Improved sentiment towards raw sugar futures, evident in a recovery
in speculators' net long position in the sweetener, may prove short-lived,
given the availability of supplies, banks said.
Managed money, a proxy for speculators, in the week to last
Tuesday hiked their net long position in New York raw sugar futures and options
by more than 15,000 contracts, regulatory data showed.
The influx took the net long position – the advantage of
long bets which benefit when prices rise over short positions which profit when
values fall – to nearly 50,000 contracts, and came as worsened Brazilian cane
harvest weather, and India's return to imports, revived concerns over supplies.
New York's benchmark March contract hit 21.72 cents a pound
last Tuesday, their highest in nearly two months, and up 11% from a September
low.
'Much lower prices'
"Short-covering remains the dominant feature of the sugar
market," Luke Mathews at Commonwealth Bank of Australia said.
Speculators' net longs in New York softs, Oct 2, (change on week) Raw sugar: 49,606, (+15,485) Cocoa: 26,208, (-1,668) Coffee: -1,378, (+7,123) Cotton: -6,965, (-13,321) Source: CFTC |
However, he added that "expectations for another global
sugar supply surplus in 2012-13 may mean the current rally in sugar prices
proves to be short-lived".
Barclays Capital, flagging an Indian government forecast
that domestic sugar output is unlikely to fall below 23m tonnes in 2012-13,
said that "the global surplus will cap upside" in prices.
And in Singapore, Phillip Futures flagged the potential drop
in prices to levels not seen since May 2010, if a key technical price support
level fails.
"Current prices do not seem to accurately represent a large
global excess" in supplies, the broker said.
"Given current levels of demand-supply, price would trade at
a much lower range, possibly even touching the 2010 low of 13.67 cents a pound,
if it breaks below the current resistance of 18.87 cents a pound."
Cotton shorts
The regulatory data, from the Commodity Futures Trading
Commission, revealed that even as speculators increased their affections
towards raw sugar they turned markedly more downbeat over prices of New York cotton
futures and options, shifting indeed to a net short position for the first time
since July.
The cut of 13,300 lots in terms of net long exposure
represented the biggest switch since February, and came amid growing concerns
over the impact of China's huge inventories, which the International Cotton
Advisory Committee warned could depress further global values of the fibre.

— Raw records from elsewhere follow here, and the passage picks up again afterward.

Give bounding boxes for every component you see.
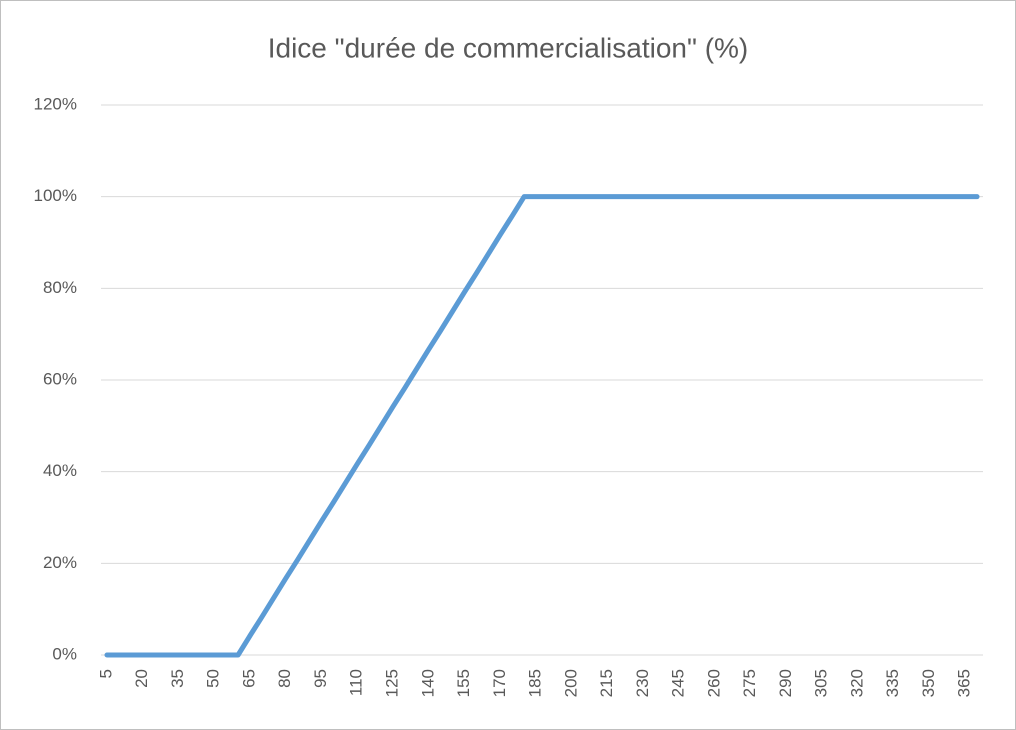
x-tick-label: 335 <box>883 669 902 697</box>
x-tick-label: 185 <box>526 669 545 697</box>
x-tick-label: 320 <box>847 669 866 697</box>
x-tick-label: 35 <box>168 669 187 688</box>
x-tick-label: 170 <box>490 669 509 697</box>
x-tick-label: 125 <box>382 669 401 697</box>
x-tick-label: 80 <box>275 669 294 688</box>
x-tick-label: 275 <box>740 669 759 697</box>
x-tick-label: 20 <box>132 669 151 688</box>
y-tick-label: 0% <box>52 644 77 663</box>
x-tick-label: 350 <box>919 669 938 697</box>
y-tick-label: 120% <box>34 94 77 113</box>
x-tick-label: 365 <box>955 669 974 697</box>
x-tick-label: 305 <box>812 669 831 697</box>
y-tick-label: 40% <box>43 461 77 480</box>
y-tick-label: 60% <box>43 369 77 388</box>
y-tick-label: 100% <box>34 186 77 205</box>
x-tick-label: 5 <box>96 669 115 678</box>
x-tick-label: 140 <box>418 669 437 697</box>
x-tick-label: 230 <box>633 669 652 697</box>
x-tick-label: 110 <box>347 669 366 696</box>
x-tick-label: 200 <box>561 669 580 697</box>
x-tick-label: 155 <box>454 669 473 697</box>
x-tick-label: 290 <box>776 669 795 697</box>
y-tick-label: 80% <box>43 278 77 297</box>
x-tick-label: 50 <box>204 669 223 688</box>
x-tick-label: 260 <box>704 669 723 697</box>
y-tick-label: 20% <box>43 553 77 572</box>
x-tick-label: 65 <box>239 669 258 688</box>
x-tick-label: 95 <box>311 669 330 688</box>
x-tick-label: 215 <box>597 669 616 697</box>
chart-title: Idice "durée de commercialisation" (%) <box>268 32 749 63</box>
x-tick-label: 245 <box>669 669 688 697</box>
data-line <box>104 194 980 658</box>
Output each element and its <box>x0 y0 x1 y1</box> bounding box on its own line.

Extra pressure on prices is coming from the US harvest, which
as of a week ago was 14% complete, in line with the long-term average, although
some potential rain damage has helped stabilise futures, which edged 0.4%
higher to 71.77 cents a pound in New York on Monday, for the December lot.
"Rainfall from west Texas to the US Delta last week is
likely to have resulted in cotton fibre quality issues," Mr Mathews said.
Soybean sell-off
In Chicago, the recovery in estimates for the US soybean crop
prompted speculators to cut their exposure to rising prices of the oilseed to
the lowest in six months, the regulatory data showed.
Speculators' net longs in grains and oilseeds, Oct 2, (change on week) Chicago corn: 272,726, (+671) Chicago soybeans: 178,742 (-16,660) Chicago wheat: 58,197, (-7,111) Kansas wheat: 45,431, (-4,197) Chicago soymeal: 43,855, (-4,392) Chicago soyoil: 15,798, (-18,677) Source: CFTC |
Managed money cut its net long position in Chicago soybean
futures and options by 16,660 contracts to less than 179,000 contracts, the lowest
since mid-March, when drought damage to South America's crop of the oilseed was
attracting speculators' interest.
The switch came amid pressure on prices blamed on the US
harvest raising supplies and on higher hopes for the US soybean crop, which
were crystallised last week in forecasts from commentators such as Allendale,
FCStone and Informa Economics.
Chicago's November soybean contract on October 3 dropped to $15.04
a bushel, down nearly $3 a bushel from a record high, for a benchmark lot, set
a month before.
Negative on products
too
The sell-off in the oilseeds complex was reflected in a
slump of 18,677 lots in managed money's net long position in Chicago soyoil.
The net long holding in soymeal dropped for a fourth
successive week, to its lowest since February.